While I have no personal insight into this story, I think it’s worth summarizing activities swirling around the meeting that began today. If you haven’t heard, a controversial proposal by IWC Chairman Cristian Maquieira would lift the ban on whaling for Japan, Iceland and Norway. In return, the three countries would come back into the fold of the IWC, with new quotas officially imposed by the commission to reduce recent harvest levels.

Maquieira says his plan could save thousands of whales a year. (Check out an article Maquieira wrote for the BBC or read a press release (PDF 40 kb) issued by the IWC.) As the annual meeting of the IWC got under way today, Maquiera was not present due to illness, according to reporter Arthur Max of the Associated Press.

Deputy Chairman Anthony Liverpool opened the meeting then quickly moved the discussions behind closed doors for two days of negotiations among the strident anti-whaling countries as well as those that insist that whaling is a long-held cultural right. It’s in those meetings that things may come to a head.

Currently, Japan, Iceland and Norway set their own whaling quotas. Japan claims an exemption in the IWC Charter that allows for the taking of whales for scientific research — even though nearly all the whale meat ends up in the commercial market. Iceland and Norway operate under a process that allows formal objections to the whaling moratorium.

In a surprise move leading up to today’s meeting, Greenpeace, the Pew Environment Group and the World Wildlife Fund said in a joint statement (PDF 420 kb) that a compromise on quotas is possible but only if six essential elements are met:

  1. End all whaling in the Southern Ocean Whale Sanctuary near Antarctica.
  2. All whale products must be consumed in the country for which the hunt was authorized.
  3. Catch limits must be calculated by the IWC’s scientific committee to assure appropriate management procedures.
  4. Harvest of threatened, endangered or vulnerable species would not be allowed.
  5. Scientific whaling beyond the limits set by the IWC would not be allowed.
  6. Contracting governments must agree not to operate under objections to the agreement as originally allowed in the IWC Charter.

Meanwhile, other environmental groups argue that it is wrong to kill whales and that any compromise serves to reward the whaling countries for bad behavior. As Nikki Entrup of Whale and Dolphin Conservation Society told John Vidal of The Guardian:

“It would be a fundamental mistake now to reward those three whaling nations who have continued to ignore the international consensus on commercial whaling and are opposed by millions of people around the world. What kind of message does that give out to countries like Korea who used to whale? I urge Greenpeace to withdraw their position. They want to do the right thing in principle but more whales are killed in the northern hemisphere than in the south.”

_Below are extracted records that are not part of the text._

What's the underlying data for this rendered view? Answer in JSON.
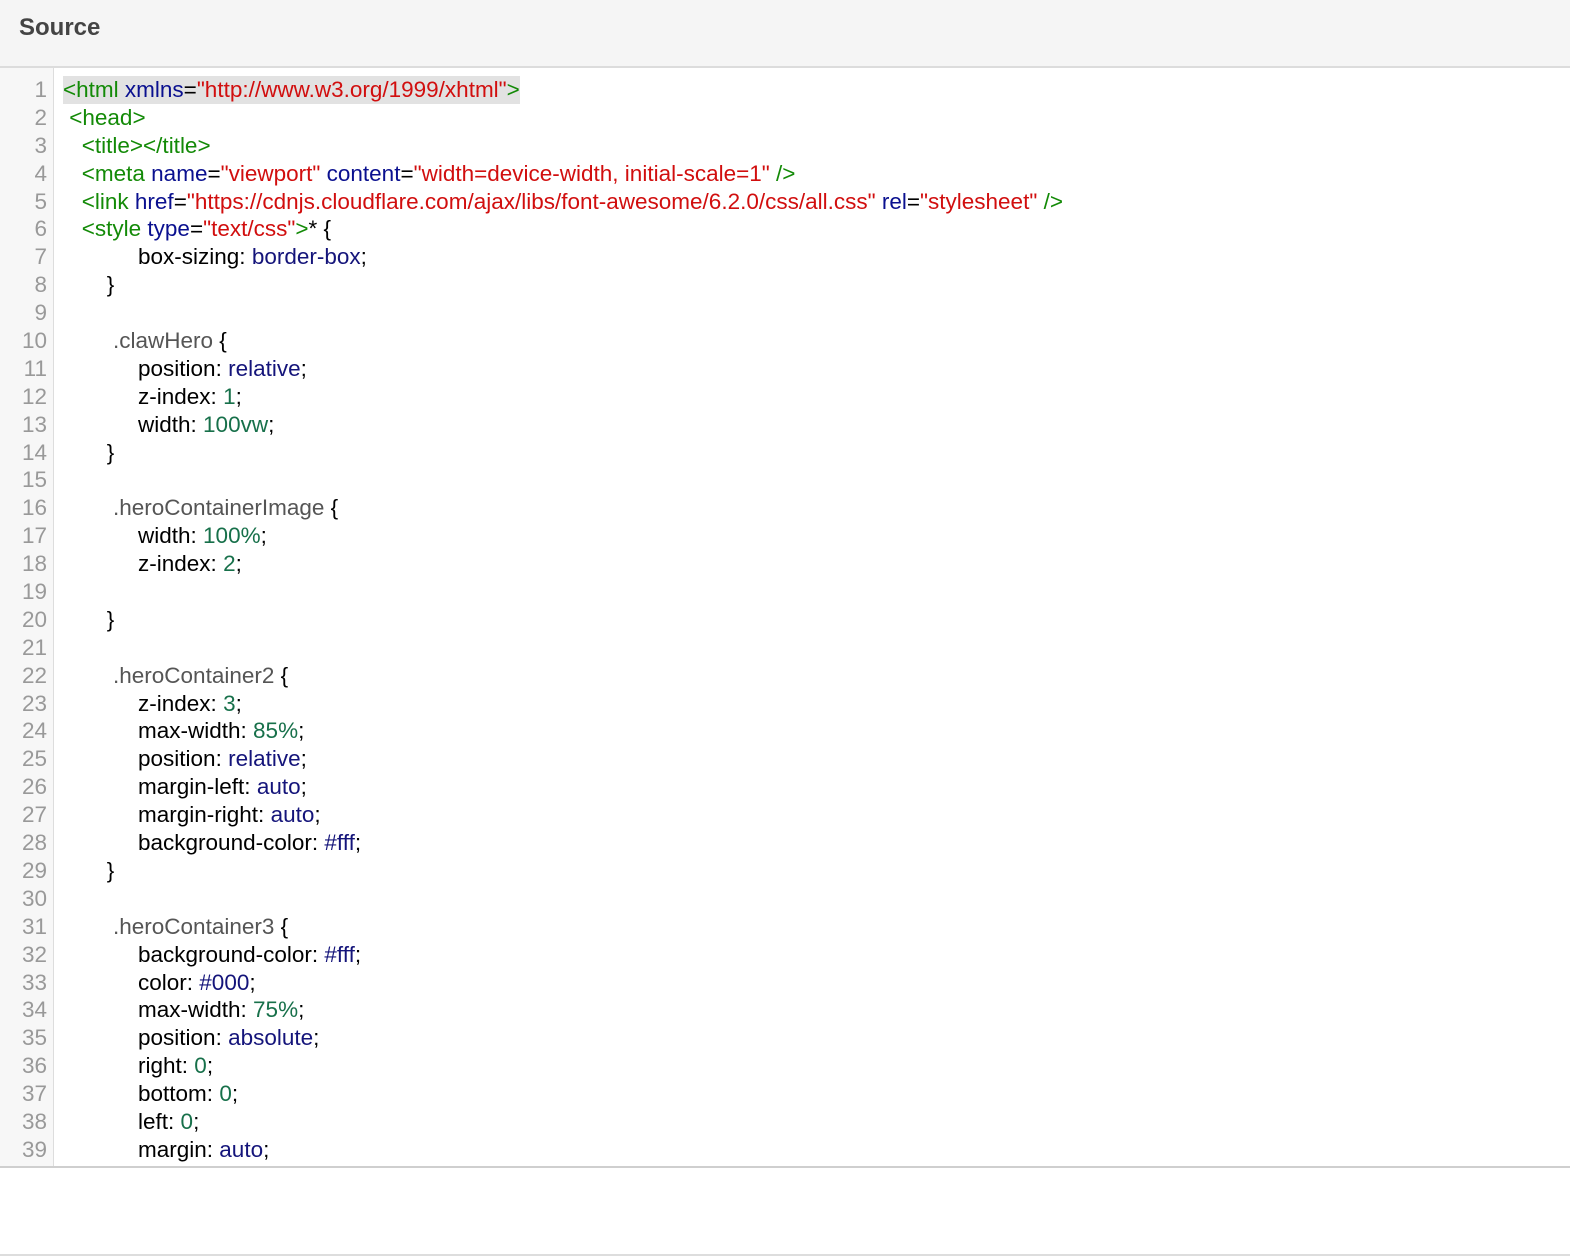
{
  "panel": {
    "title": "Source",
    "highlighted_line": 1
  },
  "colors": {
    "tag": "#138a07",
    "attribute": "#0a108f",
    "string": "#d10e0e",
    "number": "#17704a",
    "keyword": "#14147a",
    "selector": "#555555",
    "plain": "#000000"
  },
  "lines": [
    {
      "n": "1",
      "tokens": [
        [
          "tag",
          "<html "
        ],
        [
          "attr",
          "xmlns"
        ],
        [
          "plain",
          "="
        ],
        [
          "str",
          "\"http://www.w3.org/1999/xhtml\""
        ],
        [
          "tag",
          ">"
        ]
      ]
    },
    {
      "n": "2",
      "tokens": [
        [
          "tag",
          " <head>"
        ]
      ]
    },
    {
      "n": "3",
      "tokens": [
        [
          "tag",
          "   <title></title>"
        ]
      ]
    },
    {
      "n": "4",
      "tokens": [
        [
          "tag",
          "   <meta "
        ],
        [
          "attr",
          "name"
        ],
        [
          "plain",
          "="
        ],
        [
          "str",
          "\"viewport\""
        ],
        [
          "plain",
          " "
        ],
        [
          "attr",
          "content"
        ],
        [
          "plain",
          "="
        ],
        [
          "str",
          "\"width=device-width, initial-scale=1\""
        ],
        [
          "tag",
          " />"
        ]
      ]
    },
    {
      "n": "5",
      "tokens": [
        [
          "tag",
          "   <link "
        ],
        [
          "attr",
          "href"
        ],
        [
          "plain",
          "="
        ],
        [
          "str",
          "\"https://cdnjs.cloudflare.com/ajax/libs/font-awesome/6.2.0/css/all.css\""
        ],
        [
          "plain",
          " "
        ],
        [
          "attr",
          "rel"
        ],
        [
          "plain",
          "="
        ],
        [
          "str",
          "\"stylesheet\""
        ],
        [
          "tag",
          " />"
        ]
      ]
    },
    {
      "n": "6",
      "tokens": [
        [
          "tag",
          "   <style "
        ],
        [
          "attr",
          "type"
        ],
        [
          "plain",
          "="
        ],
        [
          "str",
          "\"text/css\""
        ],
        [
          "tag",
          ">"
        ],
        [
          "plain",
          "* {"
        ]
      ]
    },
    {
      "n": "7",
      "tokens": [
        [
          "plain",
          "            box-sizing: "
        ],
        [
          "kw",
          "border-box"
        ],
        [
          "plain",
          ";"
        ]
      ]
    },
    {
      "n": "8",
      "tokens": [
        [
          "plain",
          "       }"
        ]
      ]
    },
    {
      "n": "9",
      "tokens": [
        [
          "plain",
          ""
        ]
      ]
    },
    {
      "n": "10",
      "tokens": [
        [
          "sel",
          "        .clawHero"
        ],
        [
          "plain",
          " {"
        ]
      ]
    },
    {
      "n": "11",
      "tokens": [
        [
          "plain",
          "            position: "
        ],
        [
          "kw",
          "relative"
        ],
        [
          "plain",
          ";"
        ]
      ]
    },
    {
      "n": "12",
      "tokens": [
        [
          "plain",
          "            z-index: "
        ],
        [
          "num",
          "1"
        ],
        [
          "plain",
          ";"
        ]
      ]
    },
    {
      "n": "13",
      "tokens": [
        [
          "plain",
          "            width: "
        ],
        [
          "num",
          "100vw"
        ],
        [
          "plain",
          ";"
        ]
      ]
    },
    {
      "n": "14",
      "tokens": [
        [
          "plain",
          "       }"
        ]
      ]
    },
    {
      "n": "15",
      "tokens": [
        [
          "plain",
          ""
        ]
      ]
    },
    {
      "n": "16",
      "tokens": [
        [
          "sel",
          "        .heroContainerImage"
        ],
        [
          "plain",
          " {"
        ]
      ]
    },
    {
      "n": "17",
      "tokens": [
        [
          "plain",
          "            width: "
        ],
        [
          "num",
          "100%"
        ],
        [
          "plain",
          ";"
        ]
      ]
    },
    {
      "n": "18",
      "tokens": [
        [
          "plain",
          "            z-index: "
        ],
        [
          "num",
          "2"
        ],
        [
          "plain",
          ";"
        ]
      ]
    },
    {
      "n": "19",
      "tokens": [
        [
          "plain",
          ""
        ]
      ]
    },
    {
      "n": "20",
      "tokens": [
        [
          "plain",
          "       }"
        ]
      ]
    },
    {
      "n": "21",
      "tokens": [
        [
          "plain",
          ""
        ]
      ]
    },
    {
      "n": "22",
      "tokens": [
        [
          "sel",
          "        .heroContainer2"
        ],
        [
          "plain",
          " {"
        ]
      ]
    },
    {
      "n": "23",
      "tokens": [
        [
          "plain",
          "            z-index: "
        ],
        [
          "num",
          "3"
        ],
        [
          "plain",
          ";"
        ]
      ]
    },
    {
      "n": "24",
      "tokens": [
        [
          "plain",
          "            max-width: "
        ],
        [
          "num",
          "85%"
        ],
        [
          "plain",
          ";"
        ]
      ]
    },
    {
      "n": "25",
      "tokens": [
        [
          "plain",
          "            position: "
        ],
        [
          "kw",
          "relative"
        ],
        [
          "plain",
          ";"
        ]
      ]
    },
    {
      "n": "26",
      "tokens": [
        [
          "plain",
          "            margin-left: "
        ],
        [
          "kw",
          "auto"
        ],
        [
          "plain",
          ";"
        ]
      ]
    },
    {
      "n": "27",
      "tokens": [
        [
          "plain",
          "            margin-right: "
        ],
        [
          "kw",
          "auto"
        ],
        [
          "plain",
          ";"
        ]
      ]
    },
    {
      "n": "28",
      "tokens": [
        [
          "plain",
          "            background-color: "
        ],
        [
          "kw",
          "#fff"
        ],
        [
          "plain",
          ";"
        ]
      ]
    },
    {
      "n": "29",
      "tokens": [
        [
          "plain",
          "       }"
        ]
      ]
    },
    {
      "n": "30",
      "tokens": [
        [
          "plain",
          ""
        ]
      ]
    },
    {
      "n": "31",
      "tokens": [
        [
          "sel",
          "        .heroContainer3"
        ],
        [
          "plain",
          " {"
        ]
      ]
    },
    {
      "n": "32",
      "tokens": [
        [
          "plain",
          "            background-color: "
        ],
        [
          "kw",
          "#fff"
        ],
        [
          "plain",
          ";"
        ]
      ]
    },
    {
      "n": "33",
      "tokens": [
        [
          "plain",
          "            color: "
        ],
        [
          "kw",
          "#000"
        ],
        [
          "plain",
          ";"
        ]
      ]
    },
    {
      "n": "34",
      "tokens": [
        [
          "plain",
          "            max-width: "
        ],
        [
          "num",
          "75%"
        ],
        [
          "plain",
          ";"
        ]
      ]
    },
    {
      "n": "35",
      "tokens": [
        [
          "plain",
          "            position: "
        ],
        [
          "kw",
          "absolute"
        ],
        [
          "plain",
          ";"
        ]
      ]
    },
    {
      "n": "36",
      "tokens": [
        [
          "plain",
          "            right: "
        ],
        [
          "num",
          "0"
        ],
        [
          "plain",
          ";"
        ]
      ]
    },
    {
      "n": "37",
      "tokens": [
        [
          "plain",
          "            bottom: "
        ],
        [
          "num",
          "0"
        ],
        [
          "plain",
          ";"
        ]
      ]
    },
    {
      "n": "38",
      "tokens": [
        [
          "plain",
          "            left: "
        ],
        [
          "num",
          "0"
        ],
        [
          "plain",
          ";"
        ]
      ]
    },
    {
      "n": "39",
      "tokens": [
        [
          "plain",
          "            margin: "
        ],
        [
          "kw",
          "auto"
        ],
        [
          "plain",
          ";"
        ]
      ]
    }
  ]
}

Japan has hinted that it might pull out of the IWC if member nations can’t abide its whaling activities. Meanwhile, Australia has filed an action against Japan in the International Court of Justice, saying Japan’s actions are a direct violation of the international whaling ban in the Southern Ocean.

International politics and intrigue run thick through this whole story. Check out last weekend’s Times of London for an investigative report accusing Japan of bribing officials of other countries to come to the IWC meeting and support whaling.

It will be interesting to see if members of the IWC can find a way to make the organization relevant again.